Thank you for taking the time to participate in this challenge. Please read carefully all the instructions below and don’t hesitate to contact us if you have any queries.
As a Data Engineer, you should NOT find this exercise to be particularly difficult. We are expecting a simple solution that addresses just what is asked, and you should take no more than 90 minutes.
You are a consultant assisting an organisation with data engineering. You have been given the following user stories to action:
- As a data scientist or analyst
- I want to query posts and votes in the data warehouse
- So that I can conveniently answer important business questions such as "what is the mean votes per post per week?"
Additional context:
- You are provided a sample of posts and votes; in production, files like these will land as a supplier sends them
- You will use h2 for demonstration; your solution should treat h2 as if it were a real data warehouse
- If the h2 database file is deleted, your pipeline should re-create it from posts and tags data
- If the h2 database file already exists, your pipeline should merge any new posts and votes data into it
- Your program should be invoked with the /path/to/posts_file.json /path/to/votes_file.json as parameters
This repo contains a bootstrap project to create the data ingestion in scala. The project is set up to be executed inside an sbt-docker image, so the versions of scala and java and sbt can be easily replicate. You are free to change anything about this bootstrap solution as you see fit (import another libs, create/delete src files, for example), so long as it can still be executed by a reviewer.
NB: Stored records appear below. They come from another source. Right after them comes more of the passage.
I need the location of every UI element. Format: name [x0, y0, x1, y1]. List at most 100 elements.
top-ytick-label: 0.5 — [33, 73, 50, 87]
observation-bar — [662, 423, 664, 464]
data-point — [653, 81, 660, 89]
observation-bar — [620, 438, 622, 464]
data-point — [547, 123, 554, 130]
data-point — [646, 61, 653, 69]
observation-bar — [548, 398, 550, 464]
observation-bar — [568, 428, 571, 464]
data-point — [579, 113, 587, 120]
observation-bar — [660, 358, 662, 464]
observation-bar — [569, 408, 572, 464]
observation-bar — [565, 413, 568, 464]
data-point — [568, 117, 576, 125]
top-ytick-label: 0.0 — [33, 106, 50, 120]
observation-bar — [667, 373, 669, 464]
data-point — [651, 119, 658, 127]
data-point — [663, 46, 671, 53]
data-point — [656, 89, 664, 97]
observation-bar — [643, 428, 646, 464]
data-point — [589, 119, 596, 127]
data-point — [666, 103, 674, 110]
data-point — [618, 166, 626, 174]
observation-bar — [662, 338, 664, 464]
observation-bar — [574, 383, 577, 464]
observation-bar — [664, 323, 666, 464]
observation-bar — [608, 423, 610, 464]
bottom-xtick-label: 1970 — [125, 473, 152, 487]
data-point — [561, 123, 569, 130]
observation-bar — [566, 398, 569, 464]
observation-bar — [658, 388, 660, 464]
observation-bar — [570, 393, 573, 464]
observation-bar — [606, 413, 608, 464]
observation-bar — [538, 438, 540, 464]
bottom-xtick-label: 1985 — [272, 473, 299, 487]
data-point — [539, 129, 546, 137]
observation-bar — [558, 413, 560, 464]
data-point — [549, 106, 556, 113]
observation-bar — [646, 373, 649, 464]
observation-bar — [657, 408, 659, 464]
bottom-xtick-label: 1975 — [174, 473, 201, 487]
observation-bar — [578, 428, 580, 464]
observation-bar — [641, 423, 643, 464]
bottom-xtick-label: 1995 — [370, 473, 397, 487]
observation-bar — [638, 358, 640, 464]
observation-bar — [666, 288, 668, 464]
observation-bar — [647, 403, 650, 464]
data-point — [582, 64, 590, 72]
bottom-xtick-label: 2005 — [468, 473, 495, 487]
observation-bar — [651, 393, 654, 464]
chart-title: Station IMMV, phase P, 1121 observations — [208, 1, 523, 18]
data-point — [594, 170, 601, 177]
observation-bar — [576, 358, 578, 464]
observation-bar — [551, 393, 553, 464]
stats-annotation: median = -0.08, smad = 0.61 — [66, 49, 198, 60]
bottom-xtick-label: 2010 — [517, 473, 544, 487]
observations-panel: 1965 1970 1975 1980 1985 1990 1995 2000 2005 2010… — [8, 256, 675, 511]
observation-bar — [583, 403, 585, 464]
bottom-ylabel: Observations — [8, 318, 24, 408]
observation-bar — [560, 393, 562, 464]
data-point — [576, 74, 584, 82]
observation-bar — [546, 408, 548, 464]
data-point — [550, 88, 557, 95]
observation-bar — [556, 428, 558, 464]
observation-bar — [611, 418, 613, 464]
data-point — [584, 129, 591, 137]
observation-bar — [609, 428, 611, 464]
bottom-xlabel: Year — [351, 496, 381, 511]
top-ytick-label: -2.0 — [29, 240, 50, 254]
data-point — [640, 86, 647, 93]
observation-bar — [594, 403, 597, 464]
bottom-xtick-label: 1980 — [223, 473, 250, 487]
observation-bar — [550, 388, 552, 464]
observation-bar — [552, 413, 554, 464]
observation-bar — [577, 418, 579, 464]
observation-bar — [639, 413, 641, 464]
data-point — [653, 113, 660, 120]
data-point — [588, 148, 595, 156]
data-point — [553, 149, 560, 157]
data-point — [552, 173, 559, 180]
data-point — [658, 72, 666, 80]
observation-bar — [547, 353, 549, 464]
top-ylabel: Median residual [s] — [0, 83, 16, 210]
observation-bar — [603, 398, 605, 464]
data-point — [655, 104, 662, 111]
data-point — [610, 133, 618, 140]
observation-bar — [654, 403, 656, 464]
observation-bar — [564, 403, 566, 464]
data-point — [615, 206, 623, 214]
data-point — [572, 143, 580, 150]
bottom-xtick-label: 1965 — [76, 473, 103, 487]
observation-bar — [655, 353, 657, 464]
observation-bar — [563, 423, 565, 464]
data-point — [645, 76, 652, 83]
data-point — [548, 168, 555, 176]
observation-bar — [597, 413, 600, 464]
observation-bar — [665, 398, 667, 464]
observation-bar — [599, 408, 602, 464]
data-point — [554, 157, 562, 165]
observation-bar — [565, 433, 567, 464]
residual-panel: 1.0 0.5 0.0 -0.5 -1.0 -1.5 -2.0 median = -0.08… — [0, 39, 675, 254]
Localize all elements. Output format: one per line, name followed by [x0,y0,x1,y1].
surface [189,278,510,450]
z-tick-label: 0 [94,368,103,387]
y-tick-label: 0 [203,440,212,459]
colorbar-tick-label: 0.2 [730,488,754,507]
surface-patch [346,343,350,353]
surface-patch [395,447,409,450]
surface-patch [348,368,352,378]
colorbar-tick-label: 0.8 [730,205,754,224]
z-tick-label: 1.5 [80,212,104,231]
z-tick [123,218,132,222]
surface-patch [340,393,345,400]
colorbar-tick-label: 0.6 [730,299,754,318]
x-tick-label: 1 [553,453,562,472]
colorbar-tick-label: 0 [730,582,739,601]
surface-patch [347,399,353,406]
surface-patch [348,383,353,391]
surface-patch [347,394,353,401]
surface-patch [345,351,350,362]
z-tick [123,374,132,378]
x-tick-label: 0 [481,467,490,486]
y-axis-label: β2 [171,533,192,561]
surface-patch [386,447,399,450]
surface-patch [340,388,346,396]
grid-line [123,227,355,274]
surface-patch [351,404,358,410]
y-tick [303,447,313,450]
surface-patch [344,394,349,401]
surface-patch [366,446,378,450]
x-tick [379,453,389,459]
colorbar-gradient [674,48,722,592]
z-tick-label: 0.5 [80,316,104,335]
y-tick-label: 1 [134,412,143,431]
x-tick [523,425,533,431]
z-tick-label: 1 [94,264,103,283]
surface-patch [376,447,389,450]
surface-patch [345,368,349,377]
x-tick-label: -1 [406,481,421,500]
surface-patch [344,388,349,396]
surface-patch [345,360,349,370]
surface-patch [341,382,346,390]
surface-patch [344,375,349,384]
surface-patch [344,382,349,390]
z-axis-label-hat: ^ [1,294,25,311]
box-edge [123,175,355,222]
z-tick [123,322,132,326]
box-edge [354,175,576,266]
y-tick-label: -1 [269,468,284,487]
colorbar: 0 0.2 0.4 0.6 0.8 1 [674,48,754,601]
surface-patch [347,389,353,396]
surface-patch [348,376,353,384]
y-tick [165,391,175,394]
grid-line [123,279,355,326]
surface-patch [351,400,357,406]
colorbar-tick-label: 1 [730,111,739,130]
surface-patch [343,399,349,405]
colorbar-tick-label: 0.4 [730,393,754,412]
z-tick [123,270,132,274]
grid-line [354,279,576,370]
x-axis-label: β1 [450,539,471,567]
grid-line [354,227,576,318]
- The project is set up to use scala 2.12.10 and sbt 1.3.5
- H2 database provides an infrastructure-free simple data warehouse stand-in
- Testing environment with scalatest
- Facilites to compile, test and run inside the sbt-docker container.
Makefile is provided with the following targets:
make compile
make test
make fetch-data
make run
ExerciseApp.scala is provided as an entry point with some illustrative code reading one entry of json from one of the files.
ExerciseSpec.spec contains a test showing a sample usage of h2 database.
The sample code and test provided are meant to be deleted when you start to develop your solution.
- Self-explanatory code – the solution must speak for itself. Multiple paragraphs explaining the solution are a sign that it isn’t straightforward enough to understand purely by reading the code. Also, you should ensure your code is correctly formatted and lints cleanly.
- Tests – the solution must be well tested and possibly using a (test-first) approach.
- Simplicity – We value simplicity as an architectural virtue and a development practice. Solutions should reflect the difficulty of the assigned task, and should NOT be overly complex. Layers of abstraction, patterns, or architectural features that aren’t called for should NOT be included.
Please include instructions about your strategy and important decisions you made. Also please answer the following questions:
- How did you meet the needs of a data scientist?
- How did you ensure data quality?
- What would need to change for the solution scale to work with a 10TB dataset with new data arriving each day?
Your submission should be a zip file containing your solution and the requested documentation.
Your submission is your own work, you will not share your submission with others (including sharing your repository on Github) and you will not otherwise engage in activities that dishonestly improve your result.
We are expecting you to succeed in this phase, so the next phase is an interview where we are expecting that you can show and run your solution on your end. You walk us through your solution and we're going to provide feedback and discuss any choices that you made. Apart from the exercise, we'll have a conversation about your experience, and you'll let us know in detail your past challenges and your future expectations. Good Luck!